I would like to see the same data for Raptors, Velociraptors
and SAS.

> Also, since (until recently) the manufacturer's warranty was
> the same on both drive types, I was skeptical about the
> differences between the drives.
> 
> In the last week or so, it has come to light that Seagate
> has a big problem with their 1TB disk drives (and others).
> (See 
> http://www.computerworld.com/action/article.do?command=viewArticleBasic&taxonomyName=storage&articleId=9126360&taxonomyId=19&intsrc=kc_top
> and 
> http://forums.seagate.com/stx/board/message?board.id=ata_drives&thread.id=3668
> for coverage of the problem)
> What's interesting about this is that *both* the consumer
> (e.g Barracuda 7200.11) and enterprise (e.g. Barracuda ES.2)
> versions of the Seagate drives have the same firmware problem,
> or at least are suffering from the same firmware bug.
> This makes me wonder about how different their firmware must be.

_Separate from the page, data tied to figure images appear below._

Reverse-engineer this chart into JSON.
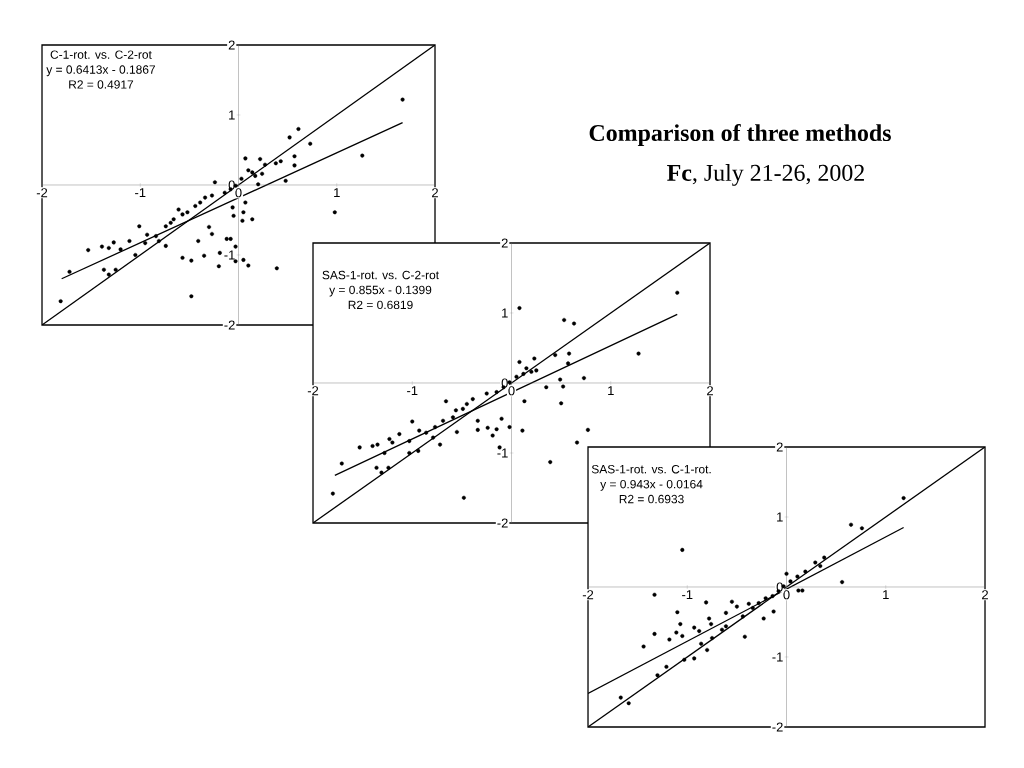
{
  "chart_data": [
    {
      "type": "scatter",
      "annotations": [
        "C-1-rot. vs. C-2-rot",
        "y = 0.6413x - 0.1867",
        "R2 = 0.4917"
      ],
      "xlim": [
        -2,
        2
      ],
      "ylim": [
        -2,
        2
      ],
      "xticks": [
        -2,
        -1,
        0,
        1,
        2
      ],
      "yticks": [
        -2,
        -1,
        0,
        1,
        2
      ],
      "series": [
        {
          "type": "scatter",
          "marker": "circle",
          "color": "#000000",
          "x": [
            1.67,
            0.61,
            0.52,
            0.73,
            1.26,
            0.57,
            0.57,
            0.38,
            0.43,
            0.48,
            0.07,
            0.22,
            0.27,
            0.14,
            0.17,
            0.1,
            0.24,
            0.2,
            0.03,
            -0.03,
            -0.08,
            -0.14,
            0.07,
            0.05,
            0.14,
            0.04,
            -0.05,
            -0.06,
            -0.24,
            -0.27,
            -0.34,
            -0.39,
            -0.44,
            -0.52,
            -0.57,
            -0.61,
            -0.66,
            -0.69,
            -0.74,
            -0.84,
            -0.93,
            -1.01,
            -0.95,
            -1.05,
            -1.11,
            -1.2,
            -1.27,
            -1.32,
            -1.39,
            -1.37,
            -1.32,
            -1.25,
            -1.53,
            -1.72,
            -1.81,
            -0.74,
            -0.81,
            -0.57,
            -0.48,
            -0.48,
            -0.41,
            -0.35,
            -0.3,
            -0.27,
            -0.2,
            -0.19,
            -0.12,
            -0.08,
            -0.03,
            -0.03,
            0.05,
            0.1,
            0.39,
            0.98
          ],
          "values": [
            1.22,
            0.8,
            0.68,
            0.59,
            0.42,
            0.41,
            0.28,
            0.31,
            0.34,
            0.06,
            0.38,
            0.37,
            0.29,
            0.18,
            0.13,
            0.21,
            0.16,
            0.01,
            0.09,
            -0.01,
            -0.06,
            -0.11,
            -0.25,
            -0.39,
            -0.49,
            -0.51,
            -0.44,
            -0.32,
            0.04,
            -0.15,
            -0.18,
            -0.25,
            -0.3,
            -0.39,
            -0.42,
            -0.35,
            -0.49,
            -0.54,
            -0.59,
            -0.73,
            -0.71,
            -0.59,
            -0.83,
            -1.0,
            -0.8,
            -0.92,
            -0.82,
            -0.9,
            -0.88,
            -1.21,
            -1.28,
            -1.21,
            -0.93,
            -1.24,
            -1.66,
            -0.87,
            -0.8,
            -1.04,
            -1.08,
            -1.59,
            -0.8,
            -1.01,
            -0.6,
            -0.7,
            -1.16,
            -0.97,
            -0.77,
            -0.77,
            -0.88,
            -1.09,
            -1.07,
            -1.15,
            -1.19,
            -0.39
          ]
        },
        {
          "type": "line",
          "color": "#000000",
          "x": [
            -1.8,
            1.67
          ],
          "values": [
            -1.34,
            0.89
          ]
        },
        {
          "type": "line",
          "color": "#000000",
          "x": [
            -2,
            2
          ],
          "values": [
            -2,
            2
          ]
        }
      ]
    },
    {
      "type": "scatter",
      "annotations": [
        "SAS-1-rot. vs. C-2-rot",
        "y = 0.855x - 0.1399",
        "R2 = 0.6819"
      ],
      "xlim": [
        -2,
        2
      ],
      "ylim": [
        -2,
        2
      ],
      "xticks": [
        -2,
        -1,
        0,
        1,
        2
      ],
      "yticks": [
        -2,
        -1,
        0,
        1,
        2
      ],
      "series": [
        {
          "type": "scatter",
          "marker": "circle",
          "color": "#000000",
          "x": [
            1.67,
            1.28,
            0.53,
            0.63,
            0.08,
            0.58,
            0.57,
            0.73,
            0.49,
            0.52,
            0.35,
            0.5,
            0.44,
            0.23,
            0.08,
            0.15,
            0.2,
            0.25,
            0.12,
            0.05,
            -0.02,
            -0.08,
            -0.15,
            -0.25,
            0.13,
            0.11,
            -0.02,
            -0.1,
            -0.15,
            -0.19,
            -0.24,
            -0.34,
            -0.34,
            -0.12,
            0.39,
            -0.48,
            0.77,
            0.66,
            -0.39,
            -0.45,
            -0.49,
            -0.56,
            -0.59,
            -0.66,
            -0.69,
            -0.77,
            -0.86,
            -0.93,
            -1.0,
            -1.03,
            -1.03,
            -0.94,
            -1.13,
            -1.2,
            -1.23,
            -1.28,
            -1.35,
            -1.4,
            -1.36,
            -1.31,
            -1.24,
            -1.53,
            -1.71,
            -1.8,
            -0.72,
            -0.79,
            -0.55
          ],
          "values": [
            1.29,
            0.42,
            0.9,
            0.85,
            1.07,
            0.42,
            0.28,
            0.07,
            0.05,
            -0.05,
            -0.06,
            -0.29,
            0.4,
            0.35,
            0.3,
            0.21,
            0.16,
            0.18,
            0.13,
            0.09,
            0.01,
            -0.06,
            -0.13,
            -0.15,
            -0.26,
            -0.68,
            -0.63,
            -0.51,
            -0.66,
            -0.75,
            -0.64,
            -0.67,
            -0.54,
            -0.92,
            -1.13,
            -1.64,
            -0.67,
            -0.85,
            -0.23,
            -0.3,
            -0.37,
            -0.39,
            -0.49,
            -0.26,
            -0.54,
            -0.63,
            -0.71,
            -0.68,
            -0.55,
            -0.83,
            -1.0,
            -0.97,
            -0.73,
            -0.85,
            -0.8,
            -1.0,
            -0.88,
            -0.9,
            -1.21,
            -1.28,
            -1.21,
            -0.92,
            -1.15,
            -1.58,
            -0.88,
            -0.78,
            -0.7
          ]
        },
        {
          "type": "line",
          "color": "#000000",
          "x": [
            -1.78,
            1.67
          ],
          "values": [
            -1.32,
            0.98
          ]
        },
        {
          "type": "line",
          "color": "#000000",
          "x": [
            -2,
            2
          ],
          "values": [
            -2,
            2
          ]
        }
      ]
    },
    {
      "type": "scatter",
      "annotations": [
        "SAS-1-rot. vs. C-1-rot.",
        "y = 0.943x - 0.0164",
        "R2 = 0.6933"
      ],
      "xlim": [
        -2,
        2
      ],
      "ylim": [
        -2,
        2
      ],
      "xticks": [
        -2,
        -1,
        0,
        1,
        2
      ],
      "yticks": [
        -2,
        -1,
        0,
        1,
        2
      ],
      "series": [
        {
          "type": "scatter",
          "marker": "circle",
          "color": "#000000",
          "x": [
            1.18,
            0.65,
            0.76,
            0.56,
            0.38,
            0.29,
            0.34,
            0.19,
            0.11,
            0.0,
            0.04,
            -0.03,
            -0.08,
            -0.14,
            0.12,
            0.16,
            -1.05,
            -1.33,
            -0.81,
            -1.1,
            -1.07,
            -1.33,
            -1.44,
            -1.11,
            -1.05,
            -1.18,
            -0.93,
            -0.88,
            -0.78,
            -0.76,
            -0.55,
            -0.5,
            -0.38,
            -0.23,
            -0.13,
            -0.42,
            -0.61,
            -0.65,
            -0.8,
            -0.93,
            -1.03,
            -1.21,
            -1.3,
            -1.67,
            -1.59,
            -0.86,
            -0.75,
            -0.61,
            -0.44,
            -0.34,
            -0.28,
            -0.21
          ],
          "values": [
            1.27,
            0.89,
            0.84,
            0.07,
            0.42,
            0.35,
            0.3,
            0.22,
            0.15,
            0.19,
            0.08,
            0.01,
            -0.06,
            -0.13,
            -0.05,
            -0.05,
            0.53,
            -0.11,
            -0.22,
            -0.36,
            -0.53,
            -0.67,
            -0.85,
            -0.65,
            -0.7,
            -0.75,
            -0.58,
            -0.63,
            -0.45,
            -0.53,
            -0.21,
            -0.28,
            -0.24,
            -0.45,
            -0.35,
            -0.71,
            -0.37,
            -0.61,
            -0.9,
            -1.02,
            -1.04,
            -1.14,
            -1.26,
            -1.58,
            -1.66,
            -0.81,
            -0.73,
            -0.56,
            -0.42,
            -0.3,
            -0.23,
            -0.16
          ]
        },
        {
          "type": "line",
          "color": "#000000",
          "x": [
            -2,
            1.18
          ],
          "values": [
            -1.52,
            0.85
          ]
        },
        {
          "type": "line",
          "color": "#000000",
          "x": [
            -2,
            2
          ],
          "values": [
            -2,
            2
          ]
        }
      ]
    },
    {
      "type": "other",
      "title": "Comparison of three methods",
      "subtitle": "**Fc**, July 21-26, 2002"
    }
  ]
}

IIRC the official explanation is that there's a zero counter issue
triggered by some measurement devices, which renders the drive
inaccessible when switched on. It can still be recovered with 
appropriate (difficult to find out, since, as frequently, there's
the same serial for a wide range of devices, and only Seagate
has databases which know for sure).

I'm not sure I buy this explanation, since I've seen a lot of
creeping SMART issues with that product line, and I've had a
lot of drives fail while on. Maybe they're having different issues.

While every producer has had a bad batch I'll think I'll stick
with WD drives for a while. I'm really looking forward to SSDs,
especially when they move on to a MRAM or similiar technology.
 
> I'm glad I've been buying the consumer drives because, at least
> as far as this problem is concerned, my life wouldn't have been
> improved if I had spent the extra money for the enterprise drives.

If you're just using these for scratch space, and semi-sequential workloads
in vibration-poor environments, yes.